# Easton FMJ vs. Carbon Express PileDriver



## 2413gary (Apr 10, 2008)

Nothing wrong with FMJ's best arrow I have ever shot. I shoot the 340 at 30" and 58lbs. 70# might be pushing them.


----------



## kansashogwild (Jan 23, 2011)

I thought if anything they might be to stiff, therefore unforgiving and maybe this could be the reason I've not been able to shoot the tight groups with FMJs that I was able to shoot with PileDrivers. I'm using 125 grain tips so I have room to go down in weight and, in effect, stiffen the spine.


----------



## Pierre Couture (Oct 28, 2004)

kansashogwild said:


> I thought if anything they might be to stiff, therefore unforgiving and maybe this could be the reason I've not been able to shoot the tight groups with FMJs that I was able to shoot with PileDrivers. I'm using 125 grain tips so I have room to go down in weight and, in effect, stiffen the spine.


The .300 spine would probably be a better choice in this case, unless you reduce the weight of the tips.


----------



## kansashogwild (Jan 23, 2011)

I'll have to try the lighter points. I'm a bit surprised that the pro shop recommended these particular spines for this bow. Of course, they're all release shooters. I'm one of 2 at the range that shoot a compound with fingers. I do remember reading the Easton chart though so it's possible that the mistake was my own. Thanks for all the input.


----------



## Pierre Couture (Oct 28, 2004)

kansashogwild said:


> I'll have to try the lighter points. I'm a bit surprised that the pro shop recommended these particular spines for this bow. Of course, they're all release shooters. I'm one of 2 at the range that shoot a compound with fingers. I do remember reading the Easton chart though so it's possible that the mistake was my own. Thanks for all the input.

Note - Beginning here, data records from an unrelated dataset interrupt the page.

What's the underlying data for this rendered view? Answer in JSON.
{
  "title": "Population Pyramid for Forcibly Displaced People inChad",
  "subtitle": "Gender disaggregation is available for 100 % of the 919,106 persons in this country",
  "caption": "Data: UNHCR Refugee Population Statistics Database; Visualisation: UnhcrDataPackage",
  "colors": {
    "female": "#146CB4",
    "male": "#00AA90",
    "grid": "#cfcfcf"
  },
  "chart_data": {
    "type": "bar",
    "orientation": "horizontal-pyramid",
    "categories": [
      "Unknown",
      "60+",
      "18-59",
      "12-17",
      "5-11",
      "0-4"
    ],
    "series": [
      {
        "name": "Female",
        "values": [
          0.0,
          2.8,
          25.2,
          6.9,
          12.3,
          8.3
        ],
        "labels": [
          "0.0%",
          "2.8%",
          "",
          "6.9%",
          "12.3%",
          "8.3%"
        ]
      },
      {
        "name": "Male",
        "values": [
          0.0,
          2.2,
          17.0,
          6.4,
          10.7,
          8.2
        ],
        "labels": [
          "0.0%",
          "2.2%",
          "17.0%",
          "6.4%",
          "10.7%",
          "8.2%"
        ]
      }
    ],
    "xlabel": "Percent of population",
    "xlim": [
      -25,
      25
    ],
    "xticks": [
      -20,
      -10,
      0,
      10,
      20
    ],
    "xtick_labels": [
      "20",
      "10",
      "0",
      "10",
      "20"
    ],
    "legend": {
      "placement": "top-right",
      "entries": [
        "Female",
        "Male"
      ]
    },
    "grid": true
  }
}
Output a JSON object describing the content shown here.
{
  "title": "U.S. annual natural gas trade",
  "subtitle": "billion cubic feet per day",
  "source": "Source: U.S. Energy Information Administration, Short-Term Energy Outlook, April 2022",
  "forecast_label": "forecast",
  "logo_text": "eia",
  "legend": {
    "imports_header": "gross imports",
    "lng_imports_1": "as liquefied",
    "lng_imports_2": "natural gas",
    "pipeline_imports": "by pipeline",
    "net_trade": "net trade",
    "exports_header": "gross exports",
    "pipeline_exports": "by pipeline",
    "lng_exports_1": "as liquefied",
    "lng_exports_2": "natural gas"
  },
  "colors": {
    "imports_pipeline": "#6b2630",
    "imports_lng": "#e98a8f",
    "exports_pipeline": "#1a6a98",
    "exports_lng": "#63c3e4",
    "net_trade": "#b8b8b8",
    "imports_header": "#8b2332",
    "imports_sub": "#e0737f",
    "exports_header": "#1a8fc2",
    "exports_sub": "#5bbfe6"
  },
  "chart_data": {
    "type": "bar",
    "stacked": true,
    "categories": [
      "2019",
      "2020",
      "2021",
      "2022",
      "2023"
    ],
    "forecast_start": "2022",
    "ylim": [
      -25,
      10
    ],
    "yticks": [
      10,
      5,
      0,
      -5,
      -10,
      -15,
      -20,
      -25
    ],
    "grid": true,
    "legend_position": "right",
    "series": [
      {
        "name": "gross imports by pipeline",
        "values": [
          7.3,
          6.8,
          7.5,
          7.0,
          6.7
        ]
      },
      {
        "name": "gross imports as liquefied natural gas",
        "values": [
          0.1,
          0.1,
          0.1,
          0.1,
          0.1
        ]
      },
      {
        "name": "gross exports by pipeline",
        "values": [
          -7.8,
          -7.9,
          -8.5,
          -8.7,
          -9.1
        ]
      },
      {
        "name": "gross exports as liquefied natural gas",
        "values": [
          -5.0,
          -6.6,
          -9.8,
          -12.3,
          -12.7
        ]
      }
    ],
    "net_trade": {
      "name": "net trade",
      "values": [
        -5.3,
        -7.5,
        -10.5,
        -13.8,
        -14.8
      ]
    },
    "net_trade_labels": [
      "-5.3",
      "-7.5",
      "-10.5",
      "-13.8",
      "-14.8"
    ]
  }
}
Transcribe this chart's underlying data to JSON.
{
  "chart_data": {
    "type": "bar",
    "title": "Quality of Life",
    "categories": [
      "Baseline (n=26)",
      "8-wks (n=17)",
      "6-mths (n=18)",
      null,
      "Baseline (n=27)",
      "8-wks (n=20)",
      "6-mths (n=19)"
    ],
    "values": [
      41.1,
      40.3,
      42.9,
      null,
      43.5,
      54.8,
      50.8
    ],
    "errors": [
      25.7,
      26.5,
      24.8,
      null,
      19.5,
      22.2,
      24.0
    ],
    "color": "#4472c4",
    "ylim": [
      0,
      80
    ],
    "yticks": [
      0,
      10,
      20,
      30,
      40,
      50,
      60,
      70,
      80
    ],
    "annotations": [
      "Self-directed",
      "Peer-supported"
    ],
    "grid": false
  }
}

There is another thread about the Martin Shadowcat. Bowbender has realized that heavier arrows seem to fly much better for broadheads, along with setting the bow up to the exact ATA specs. http://www.archerytalk.com/vb/showthread.php?t=1441390&page=3&p=1068262792#post1068262792


----------



## zestycj7 (Sep 24, 2010)

A buddy of mine shoots the same arrow, he shoots a Shadowcat with fingers set @ 54 pounds, 30" arrow with 100 grain point and they fly like bullets.
I also shoot a Shadowcat with fingers set @ 57 pounds, 400 spine shafts cut @27" and 100 grain points and they fly like darts.
I guess it's all in the bow, shooter, release.
Don.


----------



## Pierre Couture (Oct 28, 2004)

zestycj7 said:


> A buddy of mine shoots the same arrow, he shoots a Shadowcat with fingers set @ 54 pounds, 30" arrow with 100 grain point and they fly like bullets.
> I also shoot a Shadowcat with fingers set @ 57 pounds, 400 spine shafts cut @27" and 100 grain points and they fly like darts.
> I guess it's all in the bow, shooter, release.
> Don.



I would say that there are no two similar releases when it comes to fingers... I shoot 600 grain 2317s at 31" and 63 lbs from an old (1993) dual cam bow at 220 fps, with same point of impact for broadheads. Anything weaker does not fly well unless I reduce the draw weight.


----------



## 2413gary (Apr 10, 2008)

typicaly for me I will use Easton's shaft selector and it is very close


----------